Hardened allocator designed for modern systems. It has integration into Android's Bionic libc and can be used externally with musl and glibc as a dynamic library for use on other Linux-based platforms. It will gain more portability / integration over time.
One option to keep it simple is having 2 separated reserved regions and moving it between them every time it grows rather. That way, the security property of completely isolated metadata can be provided by not reusing memory used for large allocations for the hash table and vice versa.
These are purged of pages so they aren't hot, and they're memory protected so keeping them that way for as long as possible will generally improve security.
It will add an extra system call with synchronization when it fails, so it isn't necessarily a good idea at the smallest sizes if it almost always fails in practice.

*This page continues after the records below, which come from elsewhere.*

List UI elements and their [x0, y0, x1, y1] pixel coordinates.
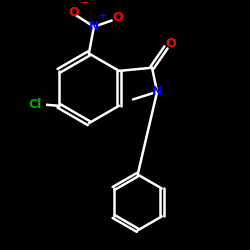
Text: O: O: [113, 12, 123, 24]
Text: O: O: [166, 37, 176, 50]
Text: N: N: [152, 85, 162, 98]
Text: −: −: [81, 0, 89, 8]
Text: N: N: [89, 20, 99, 33]
Text: O: O: [68, 6, 79, 19]
Text: Cl: Cl: [28, 98, 41, 111]
Text: +: +: [99, 11, 106, 20]
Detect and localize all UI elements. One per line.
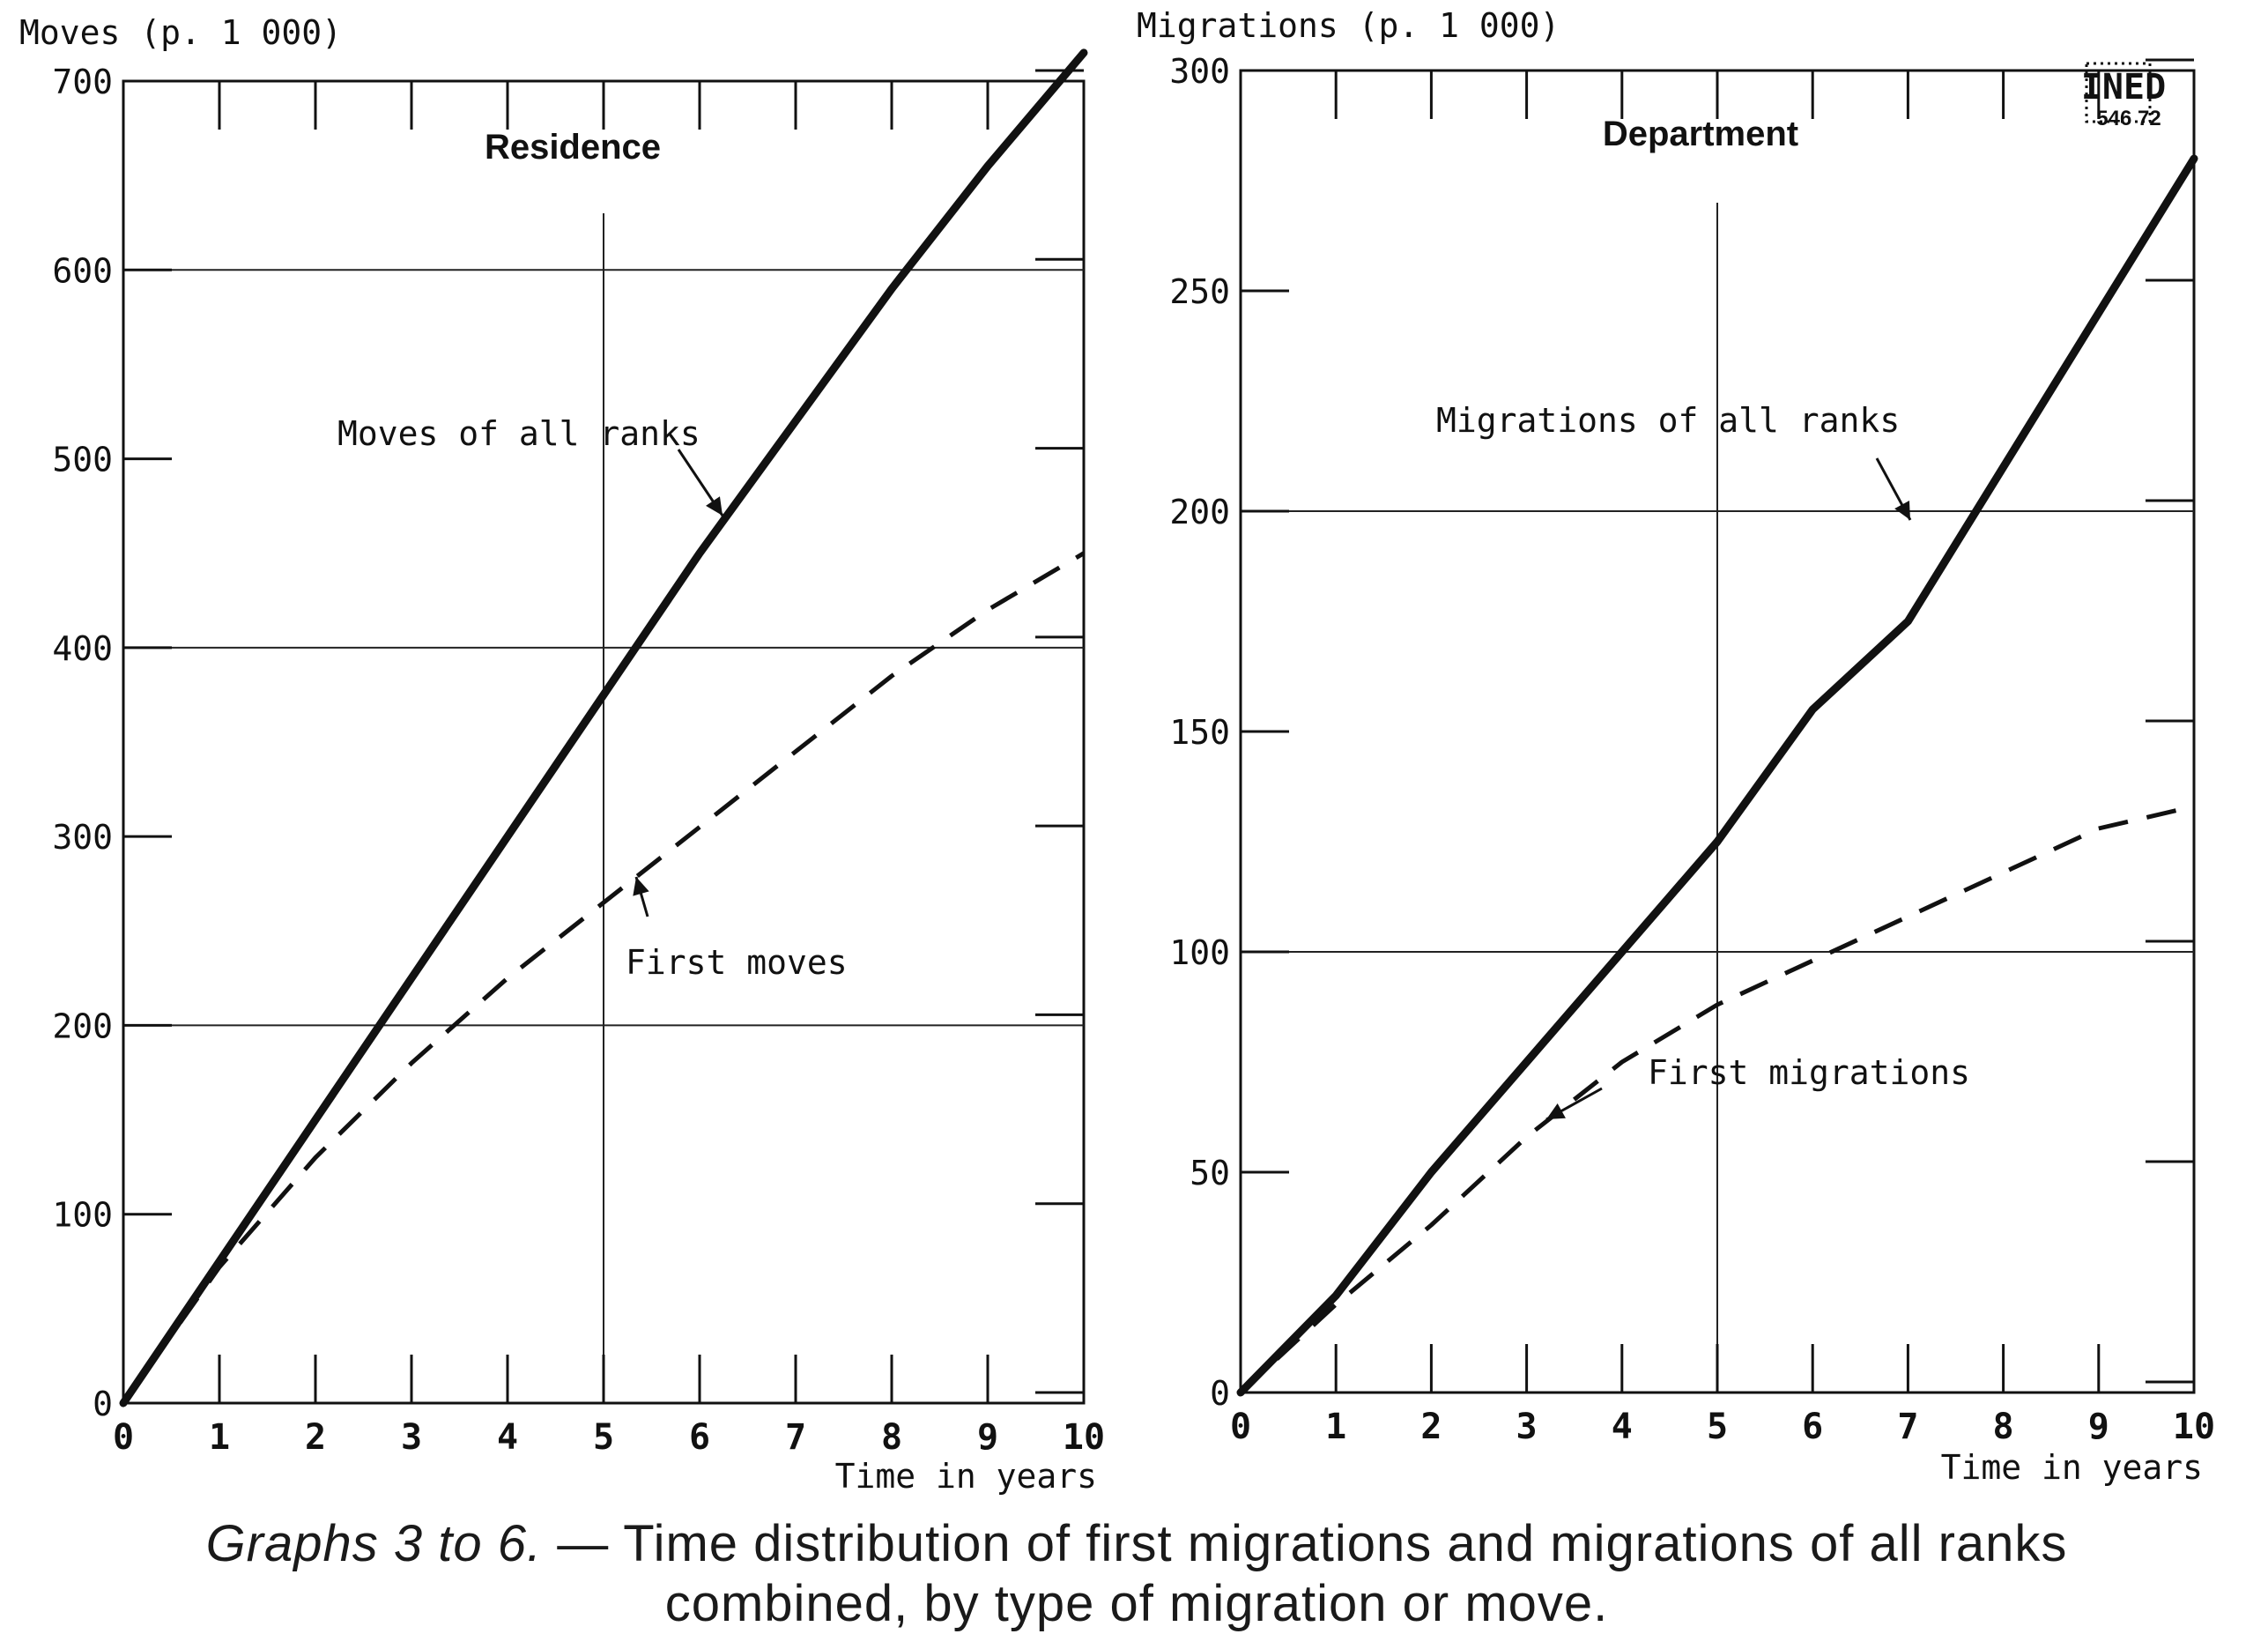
chart-residence: 0 100 200 300 400 500 600 700 0 1 2 3 4 5 6 7 8 9 10 Reside… xyxy=(19,13,1105,1496)
y-tick-label: 600 xyxy=(52,251,113,290)
x-tick-label: 0 xyxy=(113,1417,134,1458)
y-tick-label: 100 xyxy=(1169,933,1230,972)
y-tick-label: 700 xyxy=(52,63,113,101)
series-label: First migrations xyxy=(1648,1053,1970,1092)
x-tick-label: 5 xyxy=(593,1417,614,1458)
x-tick-label: 6 xyxy=(689,1417,710,1458)
caption-lead: Graphs 3 to 6. xyxy=(205,1515,543,1572)
y-tick-label: 500 xyxy=(52,441,113,479)
figure-caption: Graphs 3 to 6. — Time distribution of fi… xyxy=(88,1514,2185,1634)
x-tick-label: 7 xyxy=(785,1417,806,1458)
x-tick-label: 5 xyxy=(1707,1407,1728,1447)
series-label: Migrations of all ranks xyxy=(1436,401,1900,440)
x-tick-label: 4 xyxy=(1612,1407,1633,1447)
arrowhead-icon xyxy=(1894,501,1910,520)
y-tick-label: 0 xyxy=(1210,1374,1230,1413)
y-axis-label: Migrations (p. 1 000) xyxy=(1137,6,1560,45)
y-tick-label: 200 xyxy=(1169,493,1230,531)
chart-department: 0 50 100 150 200 250 300 0 1 2 3 4 5 6 7 8 9 10 Department… xyxy=(1137,6,2215,1487)
x-tick-label: 10 xyxy=(2173,1407,2215,1447)
ined-stamp: INED 546 72 xyxy=(2081,62,2166,130)
series-line-all-ranks xyxy=(119,48,1088,1407)
y-tick-label: 250 xyxy=(1169,272,1230,311)
x-tick-label: 0 xyxy=(1230,1407,1251,1447)
stamp-text: INED xyxy=(2081,67,2166,108)
y-axis-label: Moves (p. 1 000) xyxy=(19,13,342,52)
stamp-number: 546 72 xyxy=(2096,107,2161,130)
x-tick-label: 4 xyxy=(497,1417,518,1458)
x-tick-label: 6 xyxy=(1802,1407,1823,1447)
x-tick-label: 8 xyxy=(1993,1407,2014,1447)
y-tick-label: 300 xyxy=(1169,52,1230,91)
y-tick-label: 300 xyxy=(52,818,113,857)
caption-body: — Time distribution of first migrations … xyxy=(542,1515,2068,1632)
x-tick-label: 1 xyxy=(209,1417,230,1458)
x-tick-label: 9 xyxy=(977,1417,998,1458)
y-tick-label: 150 xyxy=(1169,713,1230,752)
y-tick-label: 200 xyxy=(52,1006,113,1045)
series-label: Moves of all ranks xyxy=(337,414,700,453)
arrowhead-icon xyxy=(633,877,649,896)
y-tick-label: 100 xyxy=(52,1196,113,1235)
chart-title: Residence xyxy=(485,128,661,167)
x-axis-label: Time in years xyxy=(1941,1448,2203,1487)
x-tick-label: 10 xyxy=(1063,1417,1105,1458)
x-tick-label: 3 xyxy=(1516,1407,1538,1447)
y-tick-label: 0 xyxy=(93,1385,113,1423)
arrowhead-icon xyxy=(706,496,723,516)
chart-title: Department xyxy=(1603,115,1798,153)
y-tick-label: 50 xyxy=(1190,1154,1230,1192)
x-tick-label: 7 xyxy=(1897,1407,1918,1447)
series-label: First moves xyxy=(626,943,848,982)
x-tick-label: 8 xyxy=(881,1417,902,1458)
x-tick-label: 1 xyxy=(1325,1407,1346,1447)
y-tick-label: 400 xyxy=(52,629,113,668)
x-tick-label: 2 xyxy=(1420,1407,1442,1447)
series-line-first xyxy=(121,551,1086,1405)
x-tick-label: 3 xyxy=(401,1417,422,1458)
x-tick-label: 2 xyxy=(305,1417,326,1458)
series-line-all-ranks xyxy=(1236,154,2198,1397)
series-line-first xyxy=(1239,804,2195,1394)
x-tick-label: 9 xyxy=(2088,1407,2109,1447)
arrowhead-icon xyxy=(1546,1103,1566,1119)
x-axis-label: Time in years xyxy=(835,1457,1097,1496)
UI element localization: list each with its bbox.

The Linux mmap heap uses best-fit and grows downwards which tends to eliminate common cases where this can actually work.
It's also unclear if in-place growth is a neat positive or negative for security, similar to in-place shrinking. It's probably best to focus only on the performance aspects of this for now because there are too many variables when it comes to security. A large virtual memory quarantine could potentially turn avoiding in-place growth into a security feature so there may end up being an option to disable the optimizations.
PDEP allows selecting the nth unset bit efficiently (a couple cycles) so it's a fantastic way of implementing this. There's no clear way to do it at all efficiently elsewhere, which is why the current portable implementation only randomizes the search start index and then uses the ffs intrinsic.
The current implementation will lead to only being able to provide size results for offsets into the initial page(s) of a large allocation, since with a hash table there isn't a way to find the closest previous match.
This would have a performance cost compared to the hash table for allocation, and would also make malloc_object_size significantly slower. It might make sense as a configuration option, or perhaps it's not worth doing at all.
Generating the tags is going to require careful thought. Adjacent allocations should be guaranteed to have different tags, which could be approached by dedicating a bit to whether the slot is at an odd or even index (wasting entropy) or by generating a new random tag until there's no collision which requires a way to fetch the tags from the shadow region or wasting memory on metadata in the allocator.
The existing CSPRNG (ChaCha8 keystream with a small cache) is very efficient and will make generating these tags low overhead, but using a couple more bytes on every allocation will further increase the pressure to optimize it, especially alongside further slab allocation randomization beyond the existing slot selection randomization.
The feature is currently too aggressive and assigns half of the slab address space to guard slabs by default. It would be better to choose a much more conservative proportion by default, such as a guard slab after every 9 usable slabs.
It would be good to cover up to at least 64k and perhaps higher to cover a much higher percentage of the common cases with the proper core allocation scheme.
Using libdivide is one option, or figuring out some way to avoid it altogether. Size and slab sizes aren't all powers of 2 for extremely important reasons so it's non-trivial.
It's nice not needing to grab any locks to return a size for slabs, but it's more important to check for memory corruption. It's a very rarely used API and has little use case with this allocator design due to the tight bounds on internal fragmentation and the fact that it's currently precisely tracking sizes for large allocations instead of rounding them at all.
It can easily return results for pointers within the first page of a memory allocation. It could go beyond that but it would require an extra hash table lookup for each extra page checked.
It needs to move the surrounding guard pages with the allocation so it will be necessary to have extra mprotect calls as part of the implementation. It may end up being cheaper to allocate and copy for the smaller range of large allocations, so there could be a threshold determining when to start using mremap. It's important to leave the guard pages intact at the old location before remapping it to avoid having this reduce security compared to before.
This optimization may end up being lost for at least some ranges of allocations when the implementation is more sophisticated, but that's acceptable.
It's essentially a quarantine already (FIFO queue) and the reuse order doesn't have much impact on performance, so a randomized array would be a good fit.
There are many ways to approach this, but for now it just needs to be a trivial implementation rather than trying to figure out and implement the best design choices for performance and security immediately.